Kısacası tek başına müziğin ve sesin kendi doğası en büyük ilham kaynağım oldu. Bunun yani sıra çok etkilendiğim bazı müzikler de karar aşamalarında belirleyici oldu.

Demonation Festivali’nde gerçekleştireceğin performansında izleyicileri nasıl bir konser bekliyor? Sana birkaç müzisyenin eşlik edeceğini biliyoruz… Biraz ipucu verir misin? 

Su anda genellikle akustik ve minimal bir kurulumla çalıyoruz. İki gitar, iki vokal iskeletine ek olarak mümkün olduğunca farklı müzisyen ve enstrümanı performansa dahil etmek arzusundayım. Bu zamana kadar ney, keman gibi enstrümanlar eşliğinde konserler yaptık.

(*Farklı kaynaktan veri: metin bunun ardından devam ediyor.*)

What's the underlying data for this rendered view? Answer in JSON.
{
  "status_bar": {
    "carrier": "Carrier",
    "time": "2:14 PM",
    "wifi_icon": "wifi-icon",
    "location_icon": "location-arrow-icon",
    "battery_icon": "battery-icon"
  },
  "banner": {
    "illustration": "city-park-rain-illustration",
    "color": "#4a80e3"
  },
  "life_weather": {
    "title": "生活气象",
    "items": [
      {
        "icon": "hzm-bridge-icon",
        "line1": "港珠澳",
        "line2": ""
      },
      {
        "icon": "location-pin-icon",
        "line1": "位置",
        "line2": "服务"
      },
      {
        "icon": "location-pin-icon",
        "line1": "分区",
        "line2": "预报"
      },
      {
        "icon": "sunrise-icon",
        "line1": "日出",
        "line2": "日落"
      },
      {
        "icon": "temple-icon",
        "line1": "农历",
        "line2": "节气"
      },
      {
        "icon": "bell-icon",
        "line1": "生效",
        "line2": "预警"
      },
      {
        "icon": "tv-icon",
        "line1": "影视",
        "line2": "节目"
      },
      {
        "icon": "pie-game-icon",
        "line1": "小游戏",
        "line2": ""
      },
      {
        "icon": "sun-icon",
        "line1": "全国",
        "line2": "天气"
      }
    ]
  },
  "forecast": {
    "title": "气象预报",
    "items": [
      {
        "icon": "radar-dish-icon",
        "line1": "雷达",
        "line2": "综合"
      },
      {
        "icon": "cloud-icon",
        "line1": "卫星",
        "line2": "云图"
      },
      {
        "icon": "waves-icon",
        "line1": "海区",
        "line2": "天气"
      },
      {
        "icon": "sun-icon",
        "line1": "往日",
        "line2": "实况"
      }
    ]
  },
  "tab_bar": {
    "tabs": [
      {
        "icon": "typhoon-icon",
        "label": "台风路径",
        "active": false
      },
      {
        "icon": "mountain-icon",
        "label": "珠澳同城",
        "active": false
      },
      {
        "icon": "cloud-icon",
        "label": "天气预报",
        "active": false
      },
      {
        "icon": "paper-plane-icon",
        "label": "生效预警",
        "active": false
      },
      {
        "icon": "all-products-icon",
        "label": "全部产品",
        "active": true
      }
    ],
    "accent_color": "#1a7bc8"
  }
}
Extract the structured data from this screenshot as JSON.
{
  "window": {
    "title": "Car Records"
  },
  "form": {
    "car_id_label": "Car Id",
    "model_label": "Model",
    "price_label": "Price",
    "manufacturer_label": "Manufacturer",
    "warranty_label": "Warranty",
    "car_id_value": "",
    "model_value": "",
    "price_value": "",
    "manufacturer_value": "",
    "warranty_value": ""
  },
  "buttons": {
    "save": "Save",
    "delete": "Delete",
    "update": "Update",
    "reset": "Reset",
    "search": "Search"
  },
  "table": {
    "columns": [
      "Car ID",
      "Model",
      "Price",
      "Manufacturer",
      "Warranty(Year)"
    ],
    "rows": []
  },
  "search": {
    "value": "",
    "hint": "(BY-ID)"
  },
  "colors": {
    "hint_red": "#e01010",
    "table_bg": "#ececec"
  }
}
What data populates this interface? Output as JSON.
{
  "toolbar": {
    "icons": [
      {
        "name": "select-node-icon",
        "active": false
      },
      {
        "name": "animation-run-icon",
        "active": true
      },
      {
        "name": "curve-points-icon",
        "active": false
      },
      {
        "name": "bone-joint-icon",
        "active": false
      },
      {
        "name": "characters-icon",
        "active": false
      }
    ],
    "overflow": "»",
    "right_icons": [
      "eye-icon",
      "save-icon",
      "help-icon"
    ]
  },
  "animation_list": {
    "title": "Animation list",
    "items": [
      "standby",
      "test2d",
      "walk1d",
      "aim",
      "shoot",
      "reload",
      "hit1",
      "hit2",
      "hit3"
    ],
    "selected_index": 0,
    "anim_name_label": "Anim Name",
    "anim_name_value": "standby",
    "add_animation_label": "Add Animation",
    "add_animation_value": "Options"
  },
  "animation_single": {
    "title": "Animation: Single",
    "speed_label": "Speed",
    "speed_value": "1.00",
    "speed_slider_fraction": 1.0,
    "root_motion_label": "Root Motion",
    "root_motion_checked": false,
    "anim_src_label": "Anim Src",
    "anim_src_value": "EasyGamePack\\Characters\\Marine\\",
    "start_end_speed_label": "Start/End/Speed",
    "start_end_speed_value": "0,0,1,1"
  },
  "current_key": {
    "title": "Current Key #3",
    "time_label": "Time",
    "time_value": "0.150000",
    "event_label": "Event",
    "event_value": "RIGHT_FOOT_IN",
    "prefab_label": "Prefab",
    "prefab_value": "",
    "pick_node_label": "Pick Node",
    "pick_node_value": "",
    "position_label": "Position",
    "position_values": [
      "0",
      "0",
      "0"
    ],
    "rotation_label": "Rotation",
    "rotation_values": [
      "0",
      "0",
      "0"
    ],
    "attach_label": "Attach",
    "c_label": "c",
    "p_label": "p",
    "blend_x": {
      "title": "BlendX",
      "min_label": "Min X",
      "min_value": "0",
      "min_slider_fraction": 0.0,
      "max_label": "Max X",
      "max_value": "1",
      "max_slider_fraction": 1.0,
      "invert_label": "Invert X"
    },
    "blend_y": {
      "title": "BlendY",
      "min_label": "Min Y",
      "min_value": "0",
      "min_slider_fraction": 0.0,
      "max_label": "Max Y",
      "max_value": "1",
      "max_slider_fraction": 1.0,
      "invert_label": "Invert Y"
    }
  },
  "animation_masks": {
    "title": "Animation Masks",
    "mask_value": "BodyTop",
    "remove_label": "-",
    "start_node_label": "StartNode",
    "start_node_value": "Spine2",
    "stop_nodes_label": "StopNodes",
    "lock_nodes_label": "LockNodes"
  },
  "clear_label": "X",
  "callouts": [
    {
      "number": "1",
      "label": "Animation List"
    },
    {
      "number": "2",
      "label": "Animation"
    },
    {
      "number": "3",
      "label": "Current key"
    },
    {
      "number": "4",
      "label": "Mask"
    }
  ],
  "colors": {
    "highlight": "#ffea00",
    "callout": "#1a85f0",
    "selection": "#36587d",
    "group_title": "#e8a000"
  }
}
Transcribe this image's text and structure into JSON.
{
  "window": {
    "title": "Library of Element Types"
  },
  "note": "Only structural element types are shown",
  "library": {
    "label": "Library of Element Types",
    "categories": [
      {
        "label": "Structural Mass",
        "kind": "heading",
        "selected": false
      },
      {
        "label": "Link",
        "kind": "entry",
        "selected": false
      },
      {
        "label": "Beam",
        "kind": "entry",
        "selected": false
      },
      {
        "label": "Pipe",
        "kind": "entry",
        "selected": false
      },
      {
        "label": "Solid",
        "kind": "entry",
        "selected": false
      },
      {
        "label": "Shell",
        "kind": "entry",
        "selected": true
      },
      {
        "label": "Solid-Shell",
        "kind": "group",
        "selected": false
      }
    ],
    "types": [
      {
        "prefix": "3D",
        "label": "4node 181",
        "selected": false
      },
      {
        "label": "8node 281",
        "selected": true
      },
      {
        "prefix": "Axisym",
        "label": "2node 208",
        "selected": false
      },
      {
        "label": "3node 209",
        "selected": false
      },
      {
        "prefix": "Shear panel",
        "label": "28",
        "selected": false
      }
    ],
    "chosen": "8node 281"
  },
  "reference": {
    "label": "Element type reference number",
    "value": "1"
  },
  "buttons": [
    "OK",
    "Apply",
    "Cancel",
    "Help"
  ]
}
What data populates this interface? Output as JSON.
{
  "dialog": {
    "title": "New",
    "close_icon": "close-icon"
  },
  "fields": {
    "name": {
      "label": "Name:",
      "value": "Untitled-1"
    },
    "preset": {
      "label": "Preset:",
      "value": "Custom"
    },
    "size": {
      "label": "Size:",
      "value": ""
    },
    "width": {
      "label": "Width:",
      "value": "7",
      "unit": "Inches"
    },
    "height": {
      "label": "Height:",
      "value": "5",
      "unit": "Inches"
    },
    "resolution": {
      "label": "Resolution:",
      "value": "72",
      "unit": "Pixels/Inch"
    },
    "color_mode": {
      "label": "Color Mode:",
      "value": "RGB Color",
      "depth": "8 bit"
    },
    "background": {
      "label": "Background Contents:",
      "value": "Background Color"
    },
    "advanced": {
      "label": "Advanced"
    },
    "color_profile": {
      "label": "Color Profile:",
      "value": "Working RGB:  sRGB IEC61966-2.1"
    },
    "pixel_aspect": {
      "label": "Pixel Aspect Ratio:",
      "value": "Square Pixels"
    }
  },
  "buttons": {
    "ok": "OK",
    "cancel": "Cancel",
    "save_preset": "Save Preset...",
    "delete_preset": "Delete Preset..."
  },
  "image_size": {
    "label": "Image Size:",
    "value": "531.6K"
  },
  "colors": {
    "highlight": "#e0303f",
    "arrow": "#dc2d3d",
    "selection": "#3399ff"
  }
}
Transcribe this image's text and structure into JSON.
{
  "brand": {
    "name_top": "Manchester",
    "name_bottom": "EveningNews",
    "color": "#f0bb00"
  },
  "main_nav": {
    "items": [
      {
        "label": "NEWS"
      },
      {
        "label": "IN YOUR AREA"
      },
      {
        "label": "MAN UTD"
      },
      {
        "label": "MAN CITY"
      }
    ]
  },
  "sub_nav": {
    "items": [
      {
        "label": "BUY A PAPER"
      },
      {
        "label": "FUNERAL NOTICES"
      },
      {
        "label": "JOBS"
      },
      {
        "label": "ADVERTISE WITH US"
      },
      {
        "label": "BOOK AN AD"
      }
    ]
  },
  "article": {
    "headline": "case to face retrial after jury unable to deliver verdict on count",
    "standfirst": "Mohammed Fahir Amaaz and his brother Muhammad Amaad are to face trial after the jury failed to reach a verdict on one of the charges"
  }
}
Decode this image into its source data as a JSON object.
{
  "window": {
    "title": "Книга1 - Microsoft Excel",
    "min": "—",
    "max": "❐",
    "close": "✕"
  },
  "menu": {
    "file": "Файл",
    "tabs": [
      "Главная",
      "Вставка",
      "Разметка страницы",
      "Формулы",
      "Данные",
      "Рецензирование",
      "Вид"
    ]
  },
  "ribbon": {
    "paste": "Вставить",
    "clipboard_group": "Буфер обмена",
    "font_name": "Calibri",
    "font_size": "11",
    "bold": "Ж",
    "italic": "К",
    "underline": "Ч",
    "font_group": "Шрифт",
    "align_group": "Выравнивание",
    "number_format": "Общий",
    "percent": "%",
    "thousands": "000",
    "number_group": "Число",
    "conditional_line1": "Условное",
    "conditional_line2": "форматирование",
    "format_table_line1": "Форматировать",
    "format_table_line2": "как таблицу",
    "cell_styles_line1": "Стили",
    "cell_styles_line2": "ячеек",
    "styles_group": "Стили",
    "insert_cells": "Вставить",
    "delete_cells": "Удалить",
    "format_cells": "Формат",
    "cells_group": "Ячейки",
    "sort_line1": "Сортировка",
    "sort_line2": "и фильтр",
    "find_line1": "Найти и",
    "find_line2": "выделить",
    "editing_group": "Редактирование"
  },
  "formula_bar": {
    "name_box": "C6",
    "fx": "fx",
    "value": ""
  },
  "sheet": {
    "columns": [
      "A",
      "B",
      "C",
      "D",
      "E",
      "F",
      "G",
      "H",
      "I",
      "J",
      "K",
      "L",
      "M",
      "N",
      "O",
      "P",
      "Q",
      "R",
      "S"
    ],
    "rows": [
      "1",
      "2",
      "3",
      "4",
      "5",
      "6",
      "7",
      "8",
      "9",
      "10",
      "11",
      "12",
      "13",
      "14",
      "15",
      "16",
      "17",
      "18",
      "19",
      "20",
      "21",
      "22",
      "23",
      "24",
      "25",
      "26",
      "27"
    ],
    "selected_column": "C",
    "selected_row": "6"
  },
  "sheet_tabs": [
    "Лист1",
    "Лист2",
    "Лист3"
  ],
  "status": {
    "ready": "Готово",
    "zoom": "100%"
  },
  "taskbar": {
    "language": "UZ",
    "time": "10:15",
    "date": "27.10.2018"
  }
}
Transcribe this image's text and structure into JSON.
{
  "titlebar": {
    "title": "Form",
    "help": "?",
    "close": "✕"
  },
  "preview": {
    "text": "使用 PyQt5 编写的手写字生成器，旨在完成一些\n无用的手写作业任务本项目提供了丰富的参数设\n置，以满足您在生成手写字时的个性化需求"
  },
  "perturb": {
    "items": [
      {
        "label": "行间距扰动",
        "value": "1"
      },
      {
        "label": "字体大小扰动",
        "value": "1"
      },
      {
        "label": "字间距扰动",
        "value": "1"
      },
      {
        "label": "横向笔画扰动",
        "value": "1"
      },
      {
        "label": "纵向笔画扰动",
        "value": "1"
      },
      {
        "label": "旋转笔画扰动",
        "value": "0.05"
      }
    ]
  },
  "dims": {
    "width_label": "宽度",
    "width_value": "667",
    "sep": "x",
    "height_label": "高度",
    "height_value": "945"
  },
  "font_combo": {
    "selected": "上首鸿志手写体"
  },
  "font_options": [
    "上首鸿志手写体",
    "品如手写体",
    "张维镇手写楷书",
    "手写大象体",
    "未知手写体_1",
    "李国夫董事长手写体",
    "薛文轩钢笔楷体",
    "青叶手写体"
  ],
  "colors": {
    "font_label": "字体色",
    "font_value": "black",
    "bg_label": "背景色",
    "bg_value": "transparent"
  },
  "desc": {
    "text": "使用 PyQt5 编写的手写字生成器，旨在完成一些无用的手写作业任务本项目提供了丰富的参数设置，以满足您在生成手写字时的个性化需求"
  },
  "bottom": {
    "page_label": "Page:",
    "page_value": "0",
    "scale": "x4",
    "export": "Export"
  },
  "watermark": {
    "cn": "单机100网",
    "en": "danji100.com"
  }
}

Fakat Demonation Festivali’nden başlayarak daha kapsamlı bir performans kurulumunu da uygun mekanlarda çalmak üzere hazır ediyoruz. Ritmik ve melodik olarak hatrı sayılır enstrüman eklentileriyle daha dolu bir sound olacak festivalde.

Önümüzdeki yıl planların neler? 

Hollanda ve genel olarak Avrupa’da mümkün olduğunca çok çalmak, birçok farklı müzisyenle birlikte çalışmak, parçaları orkestral ve koral aranjmanlarla çalmak, ürettiğim her şeyi tarz ve kategori kaygısı olmaksızın devamlı olarak paylaşma halinde olmak başlıca planlar.

İkinci albüm parçalarının büyük bölümü hazır, muhtemelen en geç 2017 sonunda yayınlanmaya hazır olacak.